O projeto foi aprovado na forma de emenda substitutiva do deputado Wellington Roberto (PR-PB), que estabelece normas a serem seguidas por essas empresas, remetendo à Polícia Federal a atribuição de autorizar seu funcionamento e de controlar e fiscalizar a atuação delas com a cobrança de taxas.

O texto permite ainda o funcionamento de serviços de segurança privada nas empresas que queiram ter seu próprio corpo de seguranças, possibilidade estendida a condomínios de casas ou de apartamentos, escritórios, prédios residenciais e salas, exceto portarias.

Esse tipo de situação é denominado de serviço orgânico de segurança e abrange desde a vigilância armada até o transporte de valores, contanto que seja em benefício próprio.

Quanto à vigilância nos meios de transporte, o projeto especifica que a PF poderá autorizar o uso de arma de fogo pelos seguranças que atuam nos serviços de transporte coletivo terrestre, aquaviário ou marítimo.

Segundo o substitutivo, será exigido capital social mínimo para a obtenção de autorização de funcionamento, que varia conforme o tipo de atuação. Para as que atuam em transporte de valores, será de R$ 2 milhões. Para as de gerenciamento de risco desse transporte será de R$ 200 mil e, para as demais empresas, de R$ 500 mil.
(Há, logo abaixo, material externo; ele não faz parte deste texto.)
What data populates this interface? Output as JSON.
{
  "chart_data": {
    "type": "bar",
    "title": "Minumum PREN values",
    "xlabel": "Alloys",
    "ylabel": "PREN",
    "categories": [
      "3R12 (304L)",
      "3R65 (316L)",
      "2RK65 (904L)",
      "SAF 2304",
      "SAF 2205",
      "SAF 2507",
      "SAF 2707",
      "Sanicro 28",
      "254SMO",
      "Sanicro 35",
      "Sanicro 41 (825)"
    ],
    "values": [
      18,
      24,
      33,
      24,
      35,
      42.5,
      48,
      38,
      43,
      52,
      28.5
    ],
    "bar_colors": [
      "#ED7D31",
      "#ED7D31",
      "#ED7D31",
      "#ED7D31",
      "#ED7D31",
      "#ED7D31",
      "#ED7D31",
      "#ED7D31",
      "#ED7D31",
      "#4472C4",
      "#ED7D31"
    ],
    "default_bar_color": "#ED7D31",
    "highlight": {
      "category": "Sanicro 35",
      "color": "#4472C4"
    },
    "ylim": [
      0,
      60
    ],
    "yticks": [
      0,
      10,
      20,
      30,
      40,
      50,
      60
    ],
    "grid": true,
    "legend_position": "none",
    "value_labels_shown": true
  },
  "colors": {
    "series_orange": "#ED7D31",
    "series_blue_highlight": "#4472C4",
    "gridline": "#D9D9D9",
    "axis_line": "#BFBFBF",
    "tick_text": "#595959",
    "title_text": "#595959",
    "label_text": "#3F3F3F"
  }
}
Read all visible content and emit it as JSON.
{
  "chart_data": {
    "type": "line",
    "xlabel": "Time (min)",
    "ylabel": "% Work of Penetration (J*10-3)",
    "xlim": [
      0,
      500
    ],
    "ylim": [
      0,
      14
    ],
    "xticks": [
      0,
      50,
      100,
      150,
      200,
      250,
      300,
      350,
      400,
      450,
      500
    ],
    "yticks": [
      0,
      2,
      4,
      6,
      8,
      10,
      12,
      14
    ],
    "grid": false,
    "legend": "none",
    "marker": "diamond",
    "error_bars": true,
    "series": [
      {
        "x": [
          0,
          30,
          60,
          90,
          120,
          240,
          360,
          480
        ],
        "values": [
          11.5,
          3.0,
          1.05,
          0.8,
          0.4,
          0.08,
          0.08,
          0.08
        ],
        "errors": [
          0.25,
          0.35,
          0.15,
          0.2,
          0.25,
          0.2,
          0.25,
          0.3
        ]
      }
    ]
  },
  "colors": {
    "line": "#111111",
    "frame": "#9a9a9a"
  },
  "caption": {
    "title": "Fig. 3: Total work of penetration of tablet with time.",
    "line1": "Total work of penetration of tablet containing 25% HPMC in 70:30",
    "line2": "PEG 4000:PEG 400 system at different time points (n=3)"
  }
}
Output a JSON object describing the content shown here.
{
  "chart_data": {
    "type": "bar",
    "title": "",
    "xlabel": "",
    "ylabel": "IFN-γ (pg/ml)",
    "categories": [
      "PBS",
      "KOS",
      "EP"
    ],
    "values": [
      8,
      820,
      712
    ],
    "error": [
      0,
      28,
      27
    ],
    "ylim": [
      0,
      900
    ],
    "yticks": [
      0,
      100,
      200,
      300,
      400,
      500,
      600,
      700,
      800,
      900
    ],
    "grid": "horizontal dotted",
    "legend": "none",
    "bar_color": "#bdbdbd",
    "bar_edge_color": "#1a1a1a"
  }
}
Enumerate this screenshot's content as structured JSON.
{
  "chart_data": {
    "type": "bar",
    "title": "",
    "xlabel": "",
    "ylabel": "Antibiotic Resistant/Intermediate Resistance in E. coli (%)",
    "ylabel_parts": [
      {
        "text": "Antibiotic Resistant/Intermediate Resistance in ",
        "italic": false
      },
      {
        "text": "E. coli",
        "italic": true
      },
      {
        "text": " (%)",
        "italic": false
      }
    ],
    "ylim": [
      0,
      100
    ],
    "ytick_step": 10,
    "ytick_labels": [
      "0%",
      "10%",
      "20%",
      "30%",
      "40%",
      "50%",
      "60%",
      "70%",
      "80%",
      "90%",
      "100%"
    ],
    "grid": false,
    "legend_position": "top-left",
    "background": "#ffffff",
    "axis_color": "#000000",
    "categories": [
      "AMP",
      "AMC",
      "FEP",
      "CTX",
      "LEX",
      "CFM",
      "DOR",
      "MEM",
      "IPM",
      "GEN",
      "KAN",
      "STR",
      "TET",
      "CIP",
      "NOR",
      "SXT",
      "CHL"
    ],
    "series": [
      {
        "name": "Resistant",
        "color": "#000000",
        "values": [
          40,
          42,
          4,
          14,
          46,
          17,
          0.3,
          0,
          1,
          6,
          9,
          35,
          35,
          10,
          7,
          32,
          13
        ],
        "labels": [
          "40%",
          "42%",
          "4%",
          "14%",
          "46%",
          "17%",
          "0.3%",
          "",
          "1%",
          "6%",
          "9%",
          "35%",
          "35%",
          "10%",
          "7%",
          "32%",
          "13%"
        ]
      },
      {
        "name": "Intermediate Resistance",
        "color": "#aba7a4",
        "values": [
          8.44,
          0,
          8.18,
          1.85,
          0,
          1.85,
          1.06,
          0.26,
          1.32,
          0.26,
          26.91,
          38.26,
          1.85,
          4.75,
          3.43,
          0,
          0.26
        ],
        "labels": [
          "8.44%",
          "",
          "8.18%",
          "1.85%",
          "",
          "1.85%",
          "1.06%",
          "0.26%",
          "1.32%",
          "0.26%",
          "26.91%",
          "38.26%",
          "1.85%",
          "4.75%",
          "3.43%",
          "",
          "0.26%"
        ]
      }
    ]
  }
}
Este último valor poderá ser reduzido para R$ 125 mil no caso de empresas cujos profissionais atuem sem arma de fogo na segurança patrimonial e de eventos.

Escolas de formação de profissionais da área terão de ter capital de R$ 200 mil e as de monitoramento de sistemas eletrônicos de segurança precisarão de R$ 100 mil.

Terrorismo
Transformado na Lei 13.260/16, o projeto do Poder Executivo que tipifica o crime de terrorismo (PL 2016/15) prevê pena de reclusão de 12 a 30 anos em regime fechado, sem prejuízo das penas relativas a outras infrações decorrentes desse crime.

O substitutivo do relator, deputado Arthur Oliveira Maia (SD-BA), tipifica o terrorismo como a prática, por um ou mais indivíduos, de atos por razões de xenofobia, discriminação ou preconceito de raça, cor, etnia ou religião, com a finalidade de provocar terror social ou generalizado, expondo a perigo pessoa, patrimônio, a paz pública ou a incolumidade pública.

Atos de violência praticados no âmbito de manifestações de movimentos sociais não poderão ser enquadrados como ato terrorista, devendo ser enquadrados normalmente pelo Código Penal.

Para o enquadramento como terrorismo, com a finalidade explicitada, o projeto define atos terroristas o uso ou a ameaça de usar explosivos, seu transporte, guarda ou porte. Isso se aplica ainda a gases tóxicos, venenos, conteúdos biológicos, químicos, nucleares ou outros meios capazes de causar danos ou promover destruição em massa.

Também estarão sujeitos a penas de 12 a 30 anos os seguintes atos, se qualificados pela Justiça como terroristas:

sabotar o funcionamento ou apoderar-se, com violência, de meio de comunicação ou de transporte; de portos; aeroportos; estações ferroviárias ou rodoviárias; hospitais; casas de saúde; escolas; estádios esportivos; instalações de geração ou transmissão de energia; instalações militares e instalações de exploração, refino e processamento de petróleo e gás; e instituições bancárias e sua rede de atendimento; e
atentar contra a vida ou a integridade física de pessoa.